Now clearly there is a lot of devil in the detail with all of this, but I hope the abstract principle is clear that we’re moving very much to a ‘Human + Machine’ world and we need to redesign the work we do accordingly. Processes and workflows can, and need to be, reworked to optimise our capabilities, and those of ‘the machines’.

Learning from History: The Electricity Parallel

It took 40 years for electricity to transform factories. And the productivity gains (which were dramatic) only occurred when the form factor of steam powered factories was completely overhauled. From being one monolithic machine, driven by a central drive shaft with chains and pulleys, to a patchwork of interlinked but separate processes each with their own, electric, power.

We are at a similar inflection point, where to achieve the gains we have to jettison the past, and build for the future. This time though I expect the timeline to be compressed. Sure, every such change takes a while to permeate through society, often longer than the optimists expect, but the gains to being an early adopter with AI are such that progress might well be 10X faster this time around. After all we are building on an installed base of 50 years of computing and 30 of the Internet.

The Human Factor: MIT's Surprising Findings

There is an interesting twist though to achieving strong productivity gains with AI, a peculiarly human one. Researchers at MIT recently published the results of a meta study of 106 individual papers discussing the successes of human + ai collaboration. It turns out that In many cases the AI performed best when left alone and often when humans and AI worked together it performed worse than either could have achieved on their own. Rather amusingly it seems that we humans often think we know best when we don't and are minded to overrule our AI helpers.

Where real human + AI 'Synergy' occurred, where the combination produced better results than either could apart, followed four patterns, and for these reasons:

Four Patterns of Successful Human-AI Collaboration

  • When Tasks Have Both Pattern AND Exception:  AI excels at recognising patterns, while humans are better at handling exceptions. Together, they create robust systems neither could achieve alone.
  • When Scale Meets Judgment:  AI processes vast amounts of information; humans bring contextual wisdom. Combining these strengths leads to smarter, more nuanced decisions.
  • When Creativity Needs Structure:  AI generates countless variations; humans curate and refine. This synergy drives more effective innovation.
  • When Analysis Meets Intuition:  AI finds correlations; humans provide causal understanding. Together, they solve complex problems that neither could tackle independently.

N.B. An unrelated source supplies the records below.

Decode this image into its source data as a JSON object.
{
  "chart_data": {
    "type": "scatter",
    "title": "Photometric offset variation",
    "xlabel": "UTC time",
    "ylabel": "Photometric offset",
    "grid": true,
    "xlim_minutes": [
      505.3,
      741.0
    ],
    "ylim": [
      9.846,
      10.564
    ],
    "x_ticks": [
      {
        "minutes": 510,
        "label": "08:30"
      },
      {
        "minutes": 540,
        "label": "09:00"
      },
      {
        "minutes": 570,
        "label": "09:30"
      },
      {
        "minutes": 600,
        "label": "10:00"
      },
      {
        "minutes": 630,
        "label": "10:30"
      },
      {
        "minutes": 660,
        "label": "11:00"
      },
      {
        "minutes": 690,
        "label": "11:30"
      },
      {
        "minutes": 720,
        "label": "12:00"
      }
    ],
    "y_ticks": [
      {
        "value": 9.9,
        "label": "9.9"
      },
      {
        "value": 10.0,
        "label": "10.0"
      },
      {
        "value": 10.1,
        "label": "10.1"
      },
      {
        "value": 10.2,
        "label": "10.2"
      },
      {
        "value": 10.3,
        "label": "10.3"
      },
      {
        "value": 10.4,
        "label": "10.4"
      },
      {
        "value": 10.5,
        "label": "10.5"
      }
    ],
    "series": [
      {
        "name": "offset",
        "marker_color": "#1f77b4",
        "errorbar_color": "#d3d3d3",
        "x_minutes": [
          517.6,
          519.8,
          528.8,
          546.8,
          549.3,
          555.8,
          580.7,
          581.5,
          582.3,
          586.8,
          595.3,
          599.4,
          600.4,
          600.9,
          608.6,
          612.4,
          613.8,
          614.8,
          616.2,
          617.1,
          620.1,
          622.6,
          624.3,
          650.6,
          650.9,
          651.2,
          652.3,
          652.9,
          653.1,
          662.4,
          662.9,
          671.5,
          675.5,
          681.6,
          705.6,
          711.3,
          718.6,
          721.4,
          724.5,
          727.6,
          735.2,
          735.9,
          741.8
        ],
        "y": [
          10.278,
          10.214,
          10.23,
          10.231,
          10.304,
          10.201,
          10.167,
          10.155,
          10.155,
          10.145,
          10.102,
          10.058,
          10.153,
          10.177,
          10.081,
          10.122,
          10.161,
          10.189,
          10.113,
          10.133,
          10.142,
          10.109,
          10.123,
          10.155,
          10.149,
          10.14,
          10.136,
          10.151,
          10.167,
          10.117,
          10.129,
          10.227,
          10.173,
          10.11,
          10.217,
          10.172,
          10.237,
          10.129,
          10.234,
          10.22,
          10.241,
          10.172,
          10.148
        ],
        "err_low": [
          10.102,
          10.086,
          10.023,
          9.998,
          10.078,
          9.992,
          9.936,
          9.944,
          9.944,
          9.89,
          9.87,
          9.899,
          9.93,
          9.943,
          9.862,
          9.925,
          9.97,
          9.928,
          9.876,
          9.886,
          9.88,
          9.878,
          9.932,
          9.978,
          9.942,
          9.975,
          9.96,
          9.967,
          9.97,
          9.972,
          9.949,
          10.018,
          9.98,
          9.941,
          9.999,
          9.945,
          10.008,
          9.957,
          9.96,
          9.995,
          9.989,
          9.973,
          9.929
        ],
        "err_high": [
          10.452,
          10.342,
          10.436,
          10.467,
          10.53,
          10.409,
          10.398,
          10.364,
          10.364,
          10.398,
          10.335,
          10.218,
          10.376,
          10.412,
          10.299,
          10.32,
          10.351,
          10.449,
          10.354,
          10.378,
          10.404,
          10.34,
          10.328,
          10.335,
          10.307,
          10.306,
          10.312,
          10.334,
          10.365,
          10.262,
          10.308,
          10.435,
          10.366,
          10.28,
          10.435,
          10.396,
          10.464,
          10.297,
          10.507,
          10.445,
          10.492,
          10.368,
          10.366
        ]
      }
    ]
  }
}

The Human-AI Symphony: Our Path Forward

We need to look for workflows where AI and humans can each play to their strengths while compensating for each other's weaknesses.

I think we all have a natural aversion to thinking machines can be smarter than us (whether or not we believe it to be possible), whereas we are happy if we can retain agency over what matters to us. So if we can find ways to work with technology without our egos being impacted, we are far more comfortable letting 'whatever will be, be'. In the end, mastering this technological revolution demands as much wisdom about human nature as it does technical understanding. The winners in this transformation won't just be those who adopt AI fastest, but those who learn to collaborate with it most intelligently. There is a phrase going around about how ‘Language models are the revenge of the humanities graduate’ and this resonates with me. There is something strange about interacting with them. You know it is science, but it feels like Art. What it isn’t is more of the same.

‘The times - (most definitely) - they are a-changin'

Your Next Step:

This week, pick one goal from your role, break it into tasks, and identify where AI could amplify your impact. You'll be surprised by what you discover.